We had been strolling slowly up through the deep night of the walnut grove along the path which ends at the gate in the walled garden. The darkness, which had made us almost invisible, had brought us physically nearer together. Cornelia seldom takes anyone's arm; she likes to be free when she walks. But, in the obscurity, our swinging hands occasionally brushed at our sides, with an effect—a mutual effect, I believe—of merely instinctive or "animal" sympathy, which, in me, was instantly heightened into a kind of aching tenderness. At the same time I was conscious that our minds—what we call our minds—had been moving at a widening distance. And now shafts of light from the windows of Santo Espiritu cut across the path, and as we neared the gate, we stepped into the soft radiant glow of the place, and the color in the bluebird gown lived again. We hesitated, then stopped, and a momentary silence fell on us once more. I pulled the crushed and wilted heliotrope from my buttonhole, and inhaled the faint fragrance, meant for my "time of day." Then I said, with my ultimate effort:—

"Cornelia, when one goes out at the church door, one enters the universe. The only blessed mood that I know comes when I feel that all the universe is holy. And a sacrament, as I understand it, makes not merely the difference between a house and a church; it makes also the difference between a house and a home.

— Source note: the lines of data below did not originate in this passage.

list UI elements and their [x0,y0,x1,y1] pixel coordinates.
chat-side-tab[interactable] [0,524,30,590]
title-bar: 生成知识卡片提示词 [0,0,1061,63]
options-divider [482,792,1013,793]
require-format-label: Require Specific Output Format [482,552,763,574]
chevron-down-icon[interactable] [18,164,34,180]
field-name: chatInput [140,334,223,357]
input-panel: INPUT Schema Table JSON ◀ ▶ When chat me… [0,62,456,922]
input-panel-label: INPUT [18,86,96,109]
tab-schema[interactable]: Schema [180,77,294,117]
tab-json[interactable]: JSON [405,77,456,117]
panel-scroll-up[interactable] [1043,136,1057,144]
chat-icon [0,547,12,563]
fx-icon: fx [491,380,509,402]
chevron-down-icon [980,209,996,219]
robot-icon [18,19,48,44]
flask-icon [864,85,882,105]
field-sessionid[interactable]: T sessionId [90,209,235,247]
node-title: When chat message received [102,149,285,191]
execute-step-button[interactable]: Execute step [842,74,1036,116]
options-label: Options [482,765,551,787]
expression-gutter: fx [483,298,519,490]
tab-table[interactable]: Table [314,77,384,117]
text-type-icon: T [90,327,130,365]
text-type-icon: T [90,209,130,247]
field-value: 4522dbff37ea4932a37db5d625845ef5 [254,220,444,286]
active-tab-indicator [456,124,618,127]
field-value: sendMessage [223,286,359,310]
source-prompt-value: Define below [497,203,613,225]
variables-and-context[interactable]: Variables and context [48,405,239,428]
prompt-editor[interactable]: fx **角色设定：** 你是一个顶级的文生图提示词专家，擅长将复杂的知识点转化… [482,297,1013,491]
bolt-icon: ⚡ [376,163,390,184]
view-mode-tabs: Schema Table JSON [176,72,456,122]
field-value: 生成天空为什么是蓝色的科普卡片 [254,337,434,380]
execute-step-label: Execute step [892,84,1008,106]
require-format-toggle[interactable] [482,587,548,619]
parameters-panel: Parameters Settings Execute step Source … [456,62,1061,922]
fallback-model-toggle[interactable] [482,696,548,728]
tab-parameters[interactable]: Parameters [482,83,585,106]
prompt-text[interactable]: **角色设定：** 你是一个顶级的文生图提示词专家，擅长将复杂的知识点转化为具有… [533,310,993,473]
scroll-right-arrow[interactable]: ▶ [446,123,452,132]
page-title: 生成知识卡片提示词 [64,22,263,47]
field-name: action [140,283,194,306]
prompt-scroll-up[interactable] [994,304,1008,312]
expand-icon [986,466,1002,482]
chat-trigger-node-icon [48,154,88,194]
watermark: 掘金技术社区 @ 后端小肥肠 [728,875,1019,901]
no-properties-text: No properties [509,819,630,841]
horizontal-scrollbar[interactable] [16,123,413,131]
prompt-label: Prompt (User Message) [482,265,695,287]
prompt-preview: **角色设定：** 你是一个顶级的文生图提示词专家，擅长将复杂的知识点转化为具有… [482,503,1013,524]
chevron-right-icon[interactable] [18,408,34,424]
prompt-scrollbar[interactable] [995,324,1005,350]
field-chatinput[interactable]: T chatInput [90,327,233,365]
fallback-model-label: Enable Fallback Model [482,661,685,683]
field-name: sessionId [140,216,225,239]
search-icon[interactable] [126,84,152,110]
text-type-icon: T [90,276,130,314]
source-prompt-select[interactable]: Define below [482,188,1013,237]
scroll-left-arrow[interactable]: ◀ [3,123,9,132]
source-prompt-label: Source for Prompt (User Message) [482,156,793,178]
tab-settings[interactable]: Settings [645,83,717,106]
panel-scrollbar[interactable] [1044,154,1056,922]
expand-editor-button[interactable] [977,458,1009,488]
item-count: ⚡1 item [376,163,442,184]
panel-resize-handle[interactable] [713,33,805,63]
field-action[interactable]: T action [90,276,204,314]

When the world is before one, where to choose, as it is for every one of us since Adam's day, don't we have to pick and choose—even about the 'really great things'? Like, for example, how we are going to spend what remains, at our time of life, of our poor little hungry human lives?"

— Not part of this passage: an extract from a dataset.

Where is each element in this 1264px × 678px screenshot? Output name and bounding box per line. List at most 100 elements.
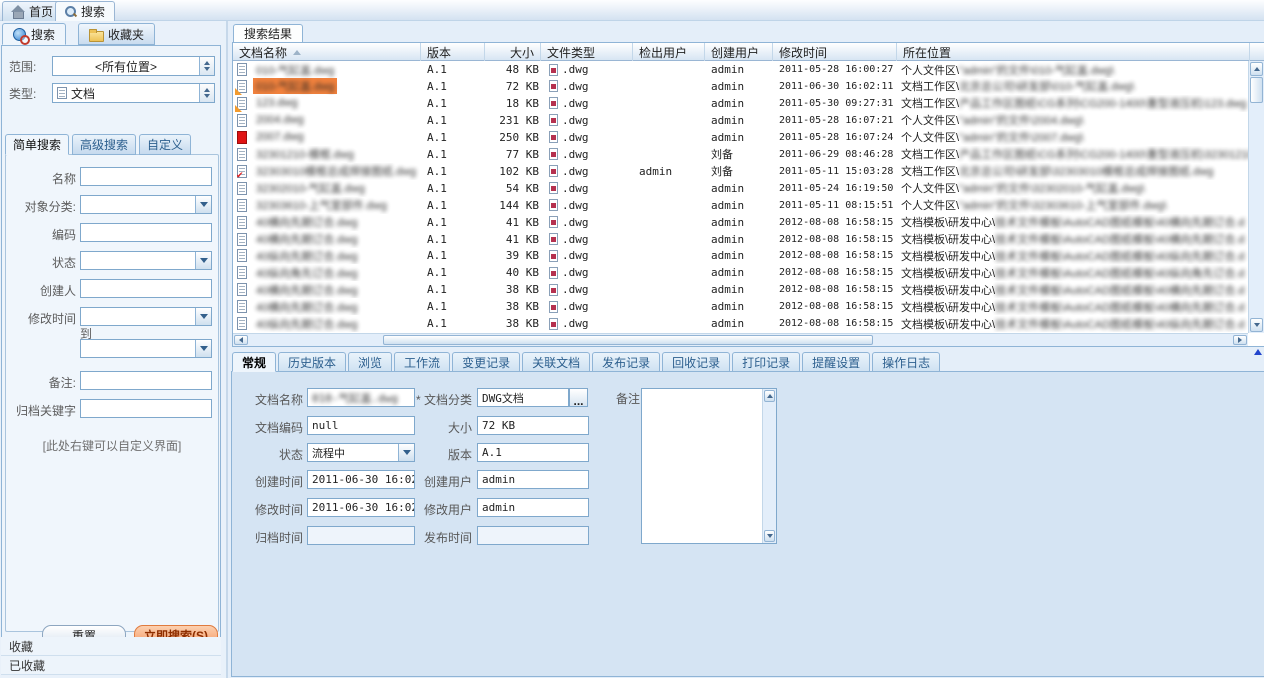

"No," Cornelia replied. "No; for me, there is no choice at all about those things. Everything is perfectly clear to me now. I am going to spend mine with Oliver. The reason why Oliver and I rasped so upon one another last spring was that we were too near together, with no point of contact but our miserable nerves. I have been learning this summer how to 'carry on' with Oliver. When we are together again in the fall, I shall not live with him, any more than I have for years. I shall live in my blessed mood—in my secret garden. And I shall be happy again, perfectly happy."

"And I?"

"You are an old dear!" she said. "A very dear old dear! Come now, let's go in." She seized my hand gayly, like a child, and opened the gate, and led me through the walled garden, damp with the spraying fountain, into the bright colorful patio, fragrant with the cedar-wood fire. The mah jongg game was still in progress but Father Blakewell and Cornelia's sister relinquished their places and withdrew. We played for an hour with the children. Cornelia, who sat opposite me, drew all the "honors" and "wooed" with hands full of seasons and dragons, while I steadily failed to complete my sequences and ended the evening with four winds, one of each kind, on my hands.

When we broke up for the night, Cornelia unfolded a plan for my assisting Mr. Blakewell with tutoring the children several hours a day for the next two weeks; and, as a matter of fact, we adhered strictly to the programme.

They gave me a cool bed in the guest-chamber, with a couch, at my discretion, prepared on the flat roof above, to which a staircase inside my room gave access. I chose the bed on the roof. I lay awake there for a long time, studying the constellations and the star clusters of the Milky Way, and recalling how, in the summer before, after the little flurry over the bobbed hair had kindled in my heart a faint flicker of hope, I had gone out at midnight with a strong field-glass, and had lain for hours in the ferns, trying in vain what I had often heard could easily be accomplished—to disjoint and separate the double stars.